Zimbabwe to Use Diamonds to Secure Loan: Letter to Miners

via Zimbabwe to Use Diamonds to Secure Loan: Letter to Miners – Bloomberg By Godfrey Marawanyika May 22, 2014

Diamond miners in Zimbabwe have been told to sell their gems through the central bank, which will use the stones to secure a government loan, according to a letter written to them by the country’s mines secretary.

In the letter to miners, the secretary Francis Gudyanga, instructs that producers “prepare parcels of all your currently produced diamonds which must be sorted and evaluated with the involvement of the Minerals Marketing Corp. of Zimbabwe,” a state company, and payment will be made soon after.

The stones will be kept by the central bank and used to “securitize a government loan,” Gudyanga said in the letter. The letter, obtained by Bloomberg, was sent to miners April 28 and came into effect April 30. Calls to Gudyanga’s phone today did not connect.

Zimbabwe’s economic growth is slowing as consumer spending slumps and the government struggles to secure adequate funds to meet costs such as paying state workers.
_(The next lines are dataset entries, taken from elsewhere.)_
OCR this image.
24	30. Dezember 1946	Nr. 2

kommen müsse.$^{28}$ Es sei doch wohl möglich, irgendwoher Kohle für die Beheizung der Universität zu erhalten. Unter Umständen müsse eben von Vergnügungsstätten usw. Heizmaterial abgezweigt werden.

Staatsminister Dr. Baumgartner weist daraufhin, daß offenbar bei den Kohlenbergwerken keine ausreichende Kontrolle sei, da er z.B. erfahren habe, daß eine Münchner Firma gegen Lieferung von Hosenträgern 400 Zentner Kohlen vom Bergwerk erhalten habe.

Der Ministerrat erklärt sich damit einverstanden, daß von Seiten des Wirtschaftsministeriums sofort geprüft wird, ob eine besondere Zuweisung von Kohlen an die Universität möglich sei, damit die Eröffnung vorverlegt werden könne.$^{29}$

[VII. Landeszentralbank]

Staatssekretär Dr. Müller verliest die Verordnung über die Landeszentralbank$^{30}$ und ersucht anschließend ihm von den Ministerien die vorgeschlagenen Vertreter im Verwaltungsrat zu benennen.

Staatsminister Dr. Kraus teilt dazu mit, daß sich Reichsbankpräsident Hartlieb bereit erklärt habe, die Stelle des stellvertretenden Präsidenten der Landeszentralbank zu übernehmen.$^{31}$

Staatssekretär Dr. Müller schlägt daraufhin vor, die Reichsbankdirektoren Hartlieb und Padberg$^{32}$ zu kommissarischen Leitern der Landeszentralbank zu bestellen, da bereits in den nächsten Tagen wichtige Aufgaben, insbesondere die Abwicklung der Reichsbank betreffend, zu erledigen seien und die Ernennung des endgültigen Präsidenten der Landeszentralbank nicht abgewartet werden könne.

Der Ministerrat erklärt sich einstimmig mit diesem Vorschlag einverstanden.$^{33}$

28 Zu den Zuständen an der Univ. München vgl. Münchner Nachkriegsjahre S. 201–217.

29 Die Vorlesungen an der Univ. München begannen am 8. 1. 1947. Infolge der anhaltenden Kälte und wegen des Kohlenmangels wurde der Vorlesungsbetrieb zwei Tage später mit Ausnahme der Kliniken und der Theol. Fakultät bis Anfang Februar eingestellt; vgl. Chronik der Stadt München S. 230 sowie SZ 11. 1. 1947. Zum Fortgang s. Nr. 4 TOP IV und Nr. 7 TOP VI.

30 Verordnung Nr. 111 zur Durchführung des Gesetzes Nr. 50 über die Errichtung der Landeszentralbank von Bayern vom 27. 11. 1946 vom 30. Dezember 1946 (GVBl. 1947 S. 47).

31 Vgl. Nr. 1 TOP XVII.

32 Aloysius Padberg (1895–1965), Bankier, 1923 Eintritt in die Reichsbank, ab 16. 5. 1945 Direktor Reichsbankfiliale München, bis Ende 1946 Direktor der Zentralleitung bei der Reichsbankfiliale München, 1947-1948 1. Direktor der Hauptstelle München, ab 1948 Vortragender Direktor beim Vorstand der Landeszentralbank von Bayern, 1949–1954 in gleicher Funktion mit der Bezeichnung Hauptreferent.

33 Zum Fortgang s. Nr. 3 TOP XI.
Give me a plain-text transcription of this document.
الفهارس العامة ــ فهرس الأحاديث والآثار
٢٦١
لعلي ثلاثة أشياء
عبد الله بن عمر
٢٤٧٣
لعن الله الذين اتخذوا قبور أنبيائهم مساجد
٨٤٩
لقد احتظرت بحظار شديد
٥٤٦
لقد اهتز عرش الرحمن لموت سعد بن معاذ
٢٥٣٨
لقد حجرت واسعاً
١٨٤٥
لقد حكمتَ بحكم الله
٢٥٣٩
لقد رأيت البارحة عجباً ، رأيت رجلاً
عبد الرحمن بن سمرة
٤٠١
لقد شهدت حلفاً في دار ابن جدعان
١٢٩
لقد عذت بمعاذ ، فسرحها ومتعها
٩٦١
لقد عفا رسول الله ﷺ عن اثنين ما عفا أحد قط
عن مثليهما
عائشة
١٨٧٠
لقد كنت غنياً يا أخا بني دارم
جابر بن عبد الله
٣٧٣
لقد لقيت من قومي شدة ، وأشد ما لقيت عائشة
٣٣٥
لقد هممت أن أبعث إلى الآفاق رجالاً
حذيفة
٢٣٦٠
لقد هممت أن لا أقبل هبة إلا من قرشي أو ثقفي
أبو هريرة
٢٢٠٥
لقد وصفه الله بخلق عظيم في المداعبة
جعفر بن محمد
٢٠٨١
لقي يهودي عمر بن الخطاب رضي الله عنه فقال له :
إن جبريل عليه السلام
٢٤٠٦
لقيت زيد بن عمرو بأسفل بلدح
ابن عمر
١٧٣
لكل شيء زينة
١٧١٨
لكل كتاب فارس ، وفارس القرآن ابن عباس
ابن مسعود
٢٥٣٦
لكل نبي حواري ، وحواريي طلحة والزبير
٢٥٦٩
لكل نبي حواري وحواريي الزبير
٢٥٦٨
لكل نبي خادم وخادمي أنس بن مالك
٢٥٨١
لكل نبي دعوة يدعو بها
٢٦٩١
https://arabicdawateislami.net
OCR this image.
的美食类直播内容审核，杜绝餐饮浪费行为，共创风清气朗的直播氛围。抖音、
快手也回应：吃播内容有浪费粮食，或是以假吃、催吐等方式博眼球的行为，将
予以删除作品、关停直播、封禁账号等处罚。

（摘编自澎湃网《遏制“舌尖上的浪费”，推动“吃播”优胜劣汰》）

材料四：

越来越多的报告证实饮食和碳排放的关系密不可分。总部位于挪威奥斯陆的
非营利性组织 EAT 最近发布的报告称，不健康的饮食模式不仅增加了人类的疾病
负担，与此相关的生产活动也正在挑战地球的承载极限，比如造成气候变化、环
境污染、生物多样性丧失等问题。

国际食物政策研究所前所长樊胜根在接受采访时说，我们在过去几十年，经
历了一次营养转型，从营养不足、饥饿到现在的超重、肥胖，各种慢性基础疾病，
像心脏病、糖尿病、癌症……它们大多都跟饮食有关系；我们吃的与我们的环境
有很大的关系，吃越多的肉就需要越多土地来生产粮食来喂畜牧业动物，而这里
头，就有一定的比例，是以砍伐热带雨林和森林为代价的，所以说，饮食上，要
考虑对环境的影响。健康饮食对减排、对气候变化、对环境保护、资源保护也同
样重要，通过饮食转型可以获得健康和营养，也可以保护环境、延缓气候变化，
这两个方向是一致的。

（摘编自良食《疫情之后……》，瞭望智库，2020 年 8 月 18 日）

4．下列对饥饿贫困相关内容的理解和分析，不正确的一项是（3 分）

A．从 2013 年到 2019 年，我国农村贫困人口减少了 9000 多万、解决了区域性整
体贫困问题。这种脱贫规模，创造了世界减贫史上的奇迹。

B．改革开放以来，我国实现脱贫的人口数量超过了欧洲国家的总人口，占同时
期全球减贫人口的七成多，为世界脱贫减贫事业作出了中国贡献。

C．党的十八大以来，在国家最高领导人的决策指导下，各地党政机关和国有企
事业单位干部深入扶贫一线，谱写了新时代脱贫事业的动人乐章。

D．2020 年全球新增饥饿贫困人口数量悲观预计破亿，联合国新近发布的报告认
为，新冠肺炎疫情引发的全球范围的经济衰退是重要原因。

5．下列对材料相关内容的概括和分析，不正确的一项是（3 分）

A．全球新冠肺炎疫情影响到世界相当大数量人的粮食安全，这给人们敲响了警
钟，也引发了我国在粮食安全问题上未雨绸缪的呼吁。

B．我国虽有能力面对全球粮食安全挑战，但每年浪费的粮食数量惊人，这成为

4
The World Bank in April forecast growth at 3 percent this year compared with an initial government estimate of 6.1 percent.

The southern African nation’s deputy mines minister Fred Moyo said May 7 that Zimbabwe may use mineral exports, including gold and diamonds, to underwrite loans from China.

Zimbabwe’s diamond mining companies include Rio Tinto Group (RIO), which operates the Murowa mine, Econendra, a Russian miner, digs the gems in the eastern Chimanimani district while Mbada Diamonds (Pvt) Ltd., Anjin Investments Ltd., the Diamond Mining Co. and Jinan Mining (Pvt) Ltd. work the eastern Marange diamond fields in ventures with the MMCZ.

Munyaradzi Machacha, a director at Anjin, declined to comment and said his company is still to be paid the $5 million it’s owed after a gem sale in Dubai run by the Zimbabwean government.

Zebra Kasete, managing director at Rio’s Murowa and George Manyaya, a spokesman for Mbada, were said to be in a meeting when Bloomberg sought comment.